As COSO and ISO continue to suggest or imply that strategic risk has multiple dimensions, it is worth considering how these dimensions can result in alternative scenarios. A review of the strategy and disruption reading list on the prior blog (or taking my strategic risk analysis class) would suggest that the relationship between performance over time depends upon managing the strategic risks. Managing or not managing these strategic risk dimensions can lead to two alternatives: cool or uncool.
Cool: The organization understands the current market, regularly challenges their view, and identifies (and measures success on) future dimensions.
Not Cool: Management has not given much thought (nor analyzed) as to how their business aligns to the market, environment, and its direction.
Cool: The organization builds capabilities and market advantages based on a reasonable analysis of the market and expectations of future gains and cash flows.

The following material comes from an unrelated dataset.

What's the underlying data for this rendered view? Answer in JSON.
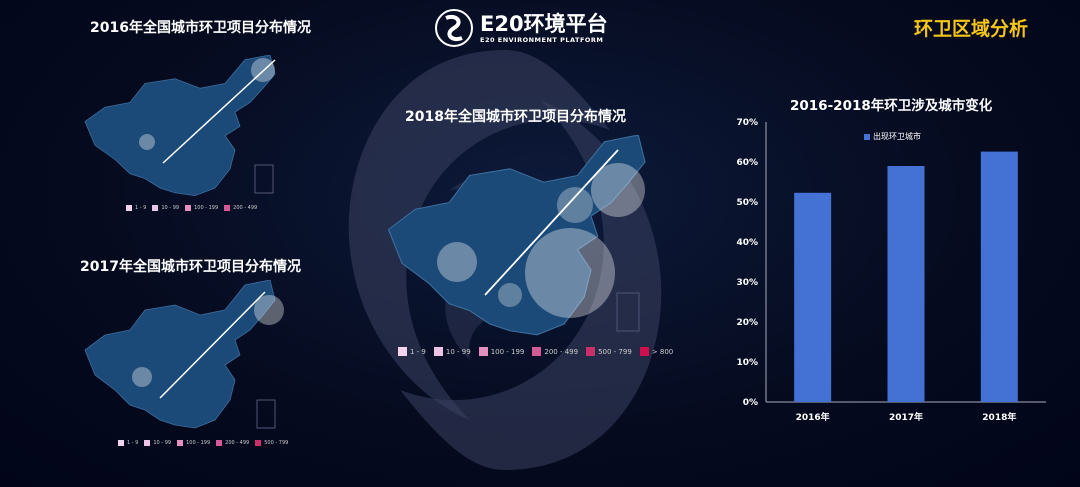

Not Cool: The organization spends its money primarily based on last year's budget or has no idea how the budget aligns to building strategic advantages.
Cool: The business model is clearly understood, frequently tested, and customers relationships are powerful, sticky, and linked to value. New business models, innovations, or service opportunities are regularly sought after.
Not Cool: Just go sell something.
Cool: The organization recognizes it is an uncertain, disruptive, and changing world and aggressively seeks to gain more knowledge, minimize surprises, be robust when surprises occur (knowing they can occur), and be agile in quickly responding to changes.
Not Cool: The organization regularly gets surprised and has trouble recovering or adapting from certain events, regularly disappointing stakeholders.